Most elementary and high school students in Rhode Island do not receive media literacy, according to survey results and interviews with more than 500 educators, parents and community leaders. This new report provides an overview of research findings from a statewide study of the level of media literacy integration in Rotary schools. The study includes the opinions of school educators, administrators, parents, elected officials and community members, as well as interviews with 30 respondents who provided more detailed information.
The study was conducted by Media Literacy Now Rhode Island and Renee Hobbs, Professor of Communication Studies at the University of Rhode Island, in conjunction with URI’s Institute of Social Sciences for Research, Education and politics.

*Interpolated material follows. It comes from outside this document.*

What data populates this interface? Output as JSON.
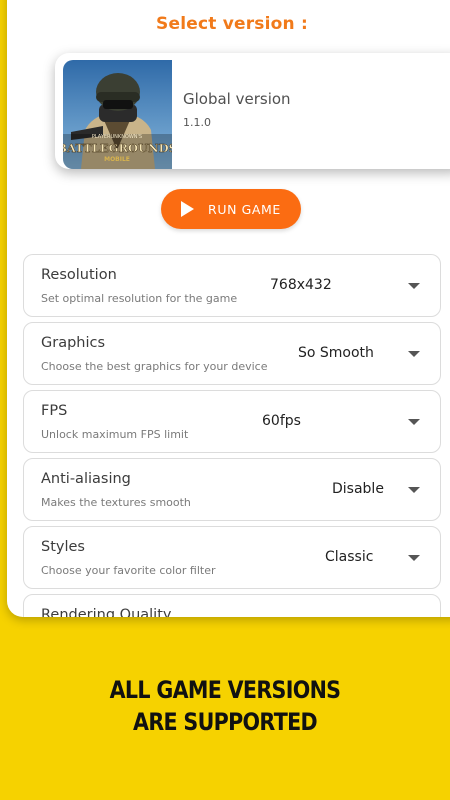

After analyzing the results, letter notes were issued to school districts in Rhode Island documenting their efforts to provide media literacy to all students. Here are some of the main findings of the report:
• The people of Rhode Island understand the importance of media literacy as they see the obvious consequences of fake news, political polarization and misinformation disseminated through social media.
• Survey participants believe that the main reason for valuing media literacy is its ability to improve people’s ability to analyze information and recognize high quality sources.
• Some of the basic teaching practices of media education are used with elementary, middle and high school students in Rhode Island. For example, 1 in 3 students learn to understand and analyze news media at school.
• Most RI students do not have media literacy learning experiences that help them understand advertising or the economics of the media industries.
• There are significant disparities between school districts, with some communities providing media literacy to most or all elementary, middle and high school students, while other communities provide fewer opportunities for students.
• Beyond co-viewing, parents and guardians do not use a wide range of activities to develop media literacy skills with their children at home.
Striking differences were found between the communities, noted Hobbs, co-author of the report. For example, most students in West Warwick are exposed to media literacy teaching practices in elementary, middle and high school, and the district also has few challenges regarding access to technology, student preparation or school climate. In communities like Coventry or Exeter-West Greenwich, the implementation of media literacy pedagogical practices reaches only a small proportion of learners, and educators, principals, parents and community members report a significant number of obstacles and challenges that limit innovation.
The report was a response to a law passed by the Rhode Island General Assembly in 2017 that instructed the Rhode Island Department of Education to consider including media education in the basic education plan. of State. Pam Steager, head of Media Literacy Now Rhode Island and co-author of the report, said: “The Media Literacy Report Card provides educators, school leaders and community members with a baseline. and a blueprint on which they can build transformative media literacy programs. for all learners of Rhode Island schools.
School librarians know the value of media literacy teaching practices, and media literacy opportunities are already incorporated into national school library standards. According to Mary Moen, assistant professor of library and information studies at URI, school librarians are trained to identify cross-cutting opportunities where media education can take place in collaboration with the English language arts, social studies, science, as well as social science. emotional learning and civic education. “The high percentage of librarians who responded to this survey indicates that they care and are involved in media education,” she said. “This evidence contradicts the outdated perspective that school librarians are just keepers of books.”
Thanks to a grant from the URI’s Institute of Social Sciences for Research, Education and Policy, student researchers took an active role in the research process, working alongside faculty and community leaders. in media education. During the process, they learned more about what media education looks like in formal education.
“While working on this project, I had the opportunity to design survey questions and learn about basic media literacy pedagogical practices,” said Rongwei Tang, a graduate student.
She also had the opportunity to interview field educators and learn more about their teaching practices, the challenges they face and how media literacy is implemented in schools. .
“This is perhaps the best preparation to become a leader in media literacy,” said Steager, a longtime leader in the field.